The Pool of Siloam

Pool of Siloam

No water about Jerusalem has obtained such a wide celebrity as “Siloa’s brook, that flowed “Fast by the oracle of God.” Yet it is only thrice mentioned in the Bible. Isaiah speaks of “the waters of Shiloah that go softly;” Nehemiah tells us that Shallum built “the wall of the pool of Siloah by the king’s garden;” and then, most interesting of all, we have our Lord’s command to the blind man, “Go, wash in the pool of Siloam. He went his way therefore, and washed, and came seeing.” Josephus describes its position so clearly as to leave no doubt regarding its identity. (Source: Jerusalem, Bethany, and Bethlehem, p. 94.)

The Upper Pool of Siloam

The only true spring known to exist in Jerusalem at the present day is the “Fountain of the Virgin.” . . . The water is conveyed from the spring to the Upper Pool of Siloam . . . by a passage cut in the rock, and thence runs down to irrigate some gardens.

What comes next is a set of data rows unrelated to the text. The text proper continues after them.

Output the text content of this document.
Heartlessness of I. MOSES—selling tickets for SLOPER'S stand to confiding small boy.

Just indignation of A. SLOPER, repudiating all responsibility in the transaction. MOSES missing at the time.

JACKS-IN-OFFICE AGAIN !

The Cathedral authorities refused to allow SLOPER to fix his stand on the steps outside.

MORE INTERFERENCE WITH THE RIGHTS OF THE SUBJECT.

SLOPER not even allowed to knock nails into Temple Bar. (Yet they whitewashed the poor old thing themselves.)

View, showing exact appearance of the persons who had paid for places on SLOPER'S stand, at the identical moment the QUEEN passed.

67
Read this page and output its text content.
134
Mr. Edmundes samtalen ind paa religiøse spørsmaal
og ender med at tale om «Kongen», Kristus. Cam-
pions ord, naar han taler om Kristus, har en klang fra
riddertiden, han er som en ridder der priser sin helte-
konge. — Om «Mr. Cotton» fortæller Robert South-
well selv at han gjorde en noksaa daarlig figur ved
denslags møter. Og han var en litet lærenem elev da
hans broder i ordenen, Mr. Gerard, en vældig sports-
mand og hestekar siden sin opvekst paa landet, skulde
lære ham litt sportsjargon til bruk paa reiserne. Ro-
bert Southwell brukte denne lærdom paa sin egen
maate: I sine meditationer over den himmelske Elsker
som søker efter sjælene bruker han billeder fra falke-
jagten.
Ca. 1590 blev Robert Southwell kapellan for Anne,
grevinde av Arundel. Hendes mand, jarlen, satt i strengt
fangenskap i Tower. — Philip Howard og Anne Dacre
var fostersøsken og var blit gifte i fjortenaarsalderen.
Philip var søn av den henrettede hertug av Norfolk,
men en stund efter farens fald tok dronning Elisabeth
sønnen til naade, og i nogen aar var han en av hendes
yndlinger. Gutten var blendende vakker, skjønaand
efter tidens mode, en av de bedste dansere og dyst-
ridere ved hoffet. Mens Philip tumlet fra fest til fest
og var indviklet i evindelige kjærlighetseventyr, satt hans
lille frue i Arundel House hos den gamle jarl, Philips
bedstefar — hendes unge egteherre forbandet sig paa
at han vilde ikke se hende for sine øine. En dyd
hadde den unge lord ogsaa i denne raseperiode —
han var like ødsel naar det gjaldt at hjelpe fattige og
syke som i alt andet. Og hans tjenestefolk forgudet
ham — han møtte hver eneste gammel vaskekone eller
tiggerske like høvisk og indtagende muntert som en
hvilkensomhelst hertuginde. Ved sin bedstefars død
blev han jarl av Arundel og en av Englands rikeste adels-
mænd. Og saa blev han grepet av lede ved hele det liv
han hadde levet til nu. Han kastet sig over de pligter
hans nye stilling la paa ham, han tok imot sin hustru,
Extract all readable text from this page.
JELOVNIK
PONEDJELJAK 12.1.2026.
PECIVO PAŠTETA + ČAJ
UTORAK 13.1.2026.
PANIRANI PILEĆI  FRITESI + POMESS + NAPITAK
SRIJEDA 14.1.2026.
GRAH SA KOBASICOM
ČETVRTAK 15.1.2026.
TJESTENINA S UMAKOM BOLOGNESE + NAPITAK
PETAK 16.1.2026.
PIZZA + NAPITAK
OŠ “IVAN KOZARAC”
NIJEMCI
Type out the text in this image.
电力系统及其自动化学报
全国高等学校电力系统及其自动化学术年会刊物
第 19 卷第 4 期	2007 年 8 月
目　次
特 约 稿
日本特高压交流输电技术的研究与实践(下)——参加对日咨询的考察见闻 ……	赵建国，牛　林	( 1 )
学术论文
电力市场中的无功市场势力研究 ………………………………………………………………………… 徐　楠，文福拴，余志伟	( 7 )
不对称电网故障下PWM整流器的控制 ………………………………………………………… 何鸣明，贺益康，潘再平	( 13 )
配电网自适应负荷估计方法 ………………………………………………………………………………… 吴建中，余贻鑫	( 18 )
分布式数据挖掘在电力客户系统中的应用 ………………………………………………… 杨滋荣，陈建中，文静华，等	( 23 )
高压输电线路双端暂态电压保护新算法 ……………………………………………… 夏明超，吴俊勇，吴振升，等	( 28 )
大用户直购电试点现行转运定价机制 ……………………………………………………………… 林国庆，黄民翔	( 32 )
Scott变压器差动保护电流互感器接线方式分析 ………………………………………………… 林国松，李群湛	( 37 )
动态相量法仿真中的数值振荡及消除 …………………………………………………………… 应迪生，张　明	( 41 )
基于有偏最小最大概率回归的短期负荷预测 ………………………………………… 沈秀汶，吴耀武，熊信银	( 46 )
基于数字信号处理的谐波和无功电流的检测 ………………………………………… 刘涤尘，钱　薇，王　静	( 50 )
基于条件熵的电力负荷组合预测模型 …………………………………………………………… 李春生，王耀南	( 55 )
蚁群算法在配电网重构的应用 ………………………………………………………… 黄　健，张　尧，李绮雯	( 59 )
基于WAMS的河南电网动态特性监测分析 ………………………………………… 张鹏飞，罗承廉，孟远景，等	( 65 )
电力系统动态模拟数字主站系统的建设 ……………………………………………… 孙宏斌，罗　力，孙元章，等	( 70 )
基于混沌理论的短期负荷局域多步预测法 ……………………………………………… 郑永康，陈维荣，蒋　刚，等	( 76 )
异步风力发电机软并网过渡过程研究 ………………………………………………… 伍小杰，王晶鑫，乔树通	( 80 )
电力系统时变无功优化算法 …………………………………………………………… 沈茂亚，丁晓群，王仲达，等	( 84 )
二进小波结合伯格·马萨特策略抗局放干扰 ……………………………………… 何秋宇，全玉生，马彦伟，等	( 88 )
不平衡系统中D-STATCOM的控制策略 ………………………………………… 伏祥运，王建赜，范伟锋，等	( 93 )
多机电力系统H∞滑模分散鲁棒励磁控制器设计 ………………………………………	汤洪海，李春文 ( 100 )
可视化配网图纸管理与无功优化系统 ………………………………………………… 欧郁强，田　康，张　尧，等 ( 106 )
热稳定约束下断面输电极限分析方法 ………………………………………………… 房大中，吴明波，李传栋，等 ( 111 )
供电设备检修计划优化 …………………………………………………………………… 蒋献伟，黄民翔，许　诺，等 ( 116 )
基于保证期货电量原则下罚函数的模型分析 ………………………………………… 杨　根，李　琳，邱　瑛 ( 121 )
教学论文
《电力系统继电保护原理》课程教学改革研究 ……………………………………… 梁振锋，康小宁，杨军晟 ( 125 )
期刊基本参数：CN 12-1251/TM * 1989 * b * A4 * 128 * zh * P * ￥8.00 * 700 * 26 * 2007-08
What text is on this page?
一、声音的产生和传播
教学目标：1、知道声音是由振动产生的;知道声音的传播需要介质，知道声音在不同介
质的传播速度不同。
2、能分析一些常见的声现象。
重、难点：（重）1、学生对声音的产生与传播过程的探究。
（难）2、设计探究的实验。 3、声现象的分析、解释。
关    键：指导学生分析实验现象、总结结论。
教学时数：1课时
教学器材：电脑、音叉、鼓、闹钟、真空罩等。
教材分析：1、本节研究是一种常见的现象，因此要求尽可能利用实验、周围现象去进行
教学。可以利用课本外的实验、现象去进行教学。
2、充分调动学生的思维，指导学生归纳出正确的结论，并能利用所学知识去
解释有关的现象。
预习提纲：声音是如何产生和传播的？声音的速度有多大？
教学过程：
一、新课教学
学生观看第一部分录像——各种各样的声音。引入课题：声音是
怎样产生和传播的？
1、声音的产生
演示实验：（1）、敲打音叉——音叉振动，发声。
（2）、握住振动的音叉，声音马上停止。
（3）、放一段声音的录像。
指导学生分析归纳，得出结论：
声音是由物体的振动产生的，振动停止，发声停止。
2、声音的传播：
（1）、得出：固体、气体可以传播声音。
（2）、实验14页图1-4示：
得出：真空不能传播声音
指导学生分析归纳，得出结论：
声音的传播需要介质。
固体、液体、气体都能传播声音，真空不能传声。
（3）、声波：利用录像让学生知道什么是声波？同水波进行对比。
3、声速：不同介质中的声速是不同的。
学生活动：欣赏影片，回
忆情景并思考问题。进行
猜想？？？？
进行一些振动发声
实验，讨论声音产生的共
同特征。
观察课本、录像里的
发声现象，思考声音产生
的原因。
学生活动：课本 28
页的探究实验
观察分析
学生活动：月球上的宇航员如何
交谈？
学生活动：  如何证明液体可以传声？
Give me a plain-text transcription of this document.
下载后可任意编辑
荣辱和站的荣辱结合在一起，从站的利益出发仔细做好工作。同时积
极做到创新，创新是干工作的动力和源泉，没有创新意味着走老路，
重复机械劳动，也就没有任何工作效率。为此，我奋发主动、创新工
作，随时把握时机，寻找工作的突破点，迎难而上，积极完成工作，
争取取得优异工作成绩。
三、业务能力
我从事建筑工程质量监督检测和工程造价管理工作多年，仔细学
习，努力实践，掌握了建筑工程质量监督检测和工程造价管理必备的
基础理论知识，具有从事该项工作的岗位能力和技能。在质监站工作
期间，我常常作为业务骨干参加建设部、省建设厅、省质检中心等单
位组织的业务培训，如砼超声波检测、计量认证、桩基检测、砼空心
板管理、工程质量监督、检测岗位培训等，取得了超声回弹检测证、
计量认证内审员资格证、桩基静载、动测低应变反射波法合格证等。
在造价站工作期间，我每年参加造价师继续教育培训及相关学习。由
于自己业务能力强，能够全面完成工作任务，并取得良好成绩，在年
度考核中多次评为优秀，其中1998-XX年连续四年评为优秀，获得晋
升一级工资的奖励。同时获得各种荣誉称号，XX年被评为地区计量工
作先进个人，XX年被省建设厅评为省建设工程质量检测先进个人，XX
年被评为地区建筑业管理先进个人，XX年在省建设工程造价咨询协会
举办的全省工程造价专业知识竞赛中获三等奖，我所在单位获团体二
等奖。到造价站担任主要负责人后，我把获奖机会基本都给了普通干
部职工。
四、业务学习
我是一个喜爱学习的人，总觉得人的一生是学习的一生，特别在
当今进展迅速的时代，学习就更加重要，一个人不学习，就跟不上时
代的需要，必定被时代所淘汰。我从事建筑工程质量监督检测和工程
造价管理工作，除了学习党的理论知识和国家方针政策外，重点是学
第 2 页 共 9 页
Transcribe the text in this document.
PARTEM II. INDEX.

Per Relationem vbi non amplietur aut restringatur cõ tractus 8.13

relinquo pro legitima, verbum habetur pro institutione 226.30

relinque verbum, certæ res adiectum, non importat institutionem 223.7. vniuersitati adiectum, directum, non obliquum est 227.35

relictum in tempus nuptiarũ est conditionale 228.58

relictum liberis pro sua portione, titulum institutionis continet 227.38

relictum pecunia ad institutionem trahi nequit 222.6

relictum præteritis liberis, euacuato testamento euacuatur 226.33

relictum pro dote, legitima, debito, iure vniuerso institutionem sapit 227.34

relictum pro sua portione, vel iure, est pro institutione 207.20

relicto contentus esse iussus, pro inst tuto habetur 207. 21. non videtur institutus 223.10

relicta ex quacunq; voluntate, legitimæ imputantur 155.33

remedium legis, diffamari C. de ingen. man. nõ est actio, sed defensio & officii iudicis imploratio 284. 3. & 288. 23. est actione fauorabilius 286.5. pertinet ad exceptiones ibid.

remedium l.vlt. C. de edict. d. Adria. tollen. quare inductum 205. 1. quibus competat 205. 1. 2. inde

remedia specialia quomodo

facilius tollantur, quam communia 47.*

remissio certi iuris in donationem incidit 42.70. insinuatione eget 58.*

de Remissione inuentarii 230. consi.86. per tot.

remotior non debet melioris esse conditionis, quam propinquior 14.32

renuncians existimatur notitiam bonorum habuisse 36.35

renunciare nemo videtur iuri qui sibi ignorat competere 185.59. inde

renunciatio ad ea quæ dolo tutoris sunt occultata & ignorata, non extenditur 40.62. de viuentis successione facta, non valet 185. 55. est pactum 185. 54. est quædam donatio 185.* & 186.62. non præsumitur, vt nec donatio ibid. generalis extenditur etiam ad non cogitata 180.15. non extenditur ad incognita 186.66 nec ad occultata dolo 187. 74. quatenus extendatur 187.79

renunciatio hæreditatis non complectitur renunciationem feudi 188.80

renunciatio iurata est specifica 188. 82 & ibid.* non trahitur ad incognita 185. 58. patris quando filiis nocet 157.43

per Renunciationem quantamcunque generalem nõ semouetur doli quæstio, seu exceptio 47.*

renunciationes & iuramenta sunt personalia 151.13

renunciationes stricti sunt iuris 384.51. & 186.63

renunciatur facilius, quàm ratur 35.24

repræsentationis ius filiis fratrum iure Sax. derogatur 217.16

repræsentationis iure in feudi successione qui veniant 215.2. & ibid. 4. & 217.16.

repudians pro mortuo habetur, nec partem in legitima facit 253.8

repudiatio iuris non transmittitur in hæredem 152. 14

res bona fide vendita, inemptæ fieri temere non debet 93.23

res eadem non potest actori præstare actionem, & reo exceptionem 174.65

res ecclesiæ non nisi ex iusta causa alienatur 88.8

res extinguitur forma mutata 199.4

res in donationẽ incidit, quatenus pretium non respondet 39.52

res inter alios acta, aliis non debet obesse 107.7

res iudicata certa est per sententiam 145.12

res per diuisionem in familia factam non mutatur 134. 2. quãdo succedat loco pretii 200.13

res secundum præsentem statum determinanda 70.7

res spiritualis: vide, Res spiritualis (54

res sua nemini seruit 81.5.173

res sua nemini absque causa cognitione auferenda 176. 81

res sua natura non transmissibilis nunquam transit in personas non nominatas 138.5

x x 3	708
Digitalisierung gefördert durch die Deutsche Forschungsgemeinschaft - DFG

Its taste is slightly salt and decidedly unpleasant, owing chiefly to the fact that the water has filtered through the mass of rubbish and filth on which the city stands. This peculiarity in the taste is intensified at Siloam, as the water passes over a slimy deposit, from two to three inches deep, which covers the bottom of the passage. The people make matters worse by bathing and washing their clothes in the same place from which they draw water for drinking purposes. The passage between the spring and the Upper Pool of Siloam is seventeen hundred feet long, about two feet wide, and from one foot ten inches to sixteen feet in height. (Source: Picturesque Palestine, vol. 1, pp. 102-104.)

Pool of Siloam

"There is nothing picturesque about it, certainly. The crumbling walls, and fallen columns in and around it, give it an air of neglect." It is a parallelogram about fifty-three feet long and eighteen feet wide. . . . Dr. Thomson says he has seen this pool nearly full, but that now the water merely passes through it. Rev. H. B. Hackett writes of its outflow: "A streamlet murmurs gently along sparkling in the sunbeams." . . . The name Siloam, according to Gesenius, signifies "sent," with the meaning of artificial direction through an aqueduct. . . . Siloam is a remitting fountain, being suddenly augmented at irregular intervals. "The intermittent flow is supposed to be due to a natural syphon, but the natives' explanation is that a dragon lives below and swallows the water when he is awake, but that when he sleeps it wells up freely."--Major Conder. (Source: Earthly Footsteps of the Man of Galilee, p. 227.)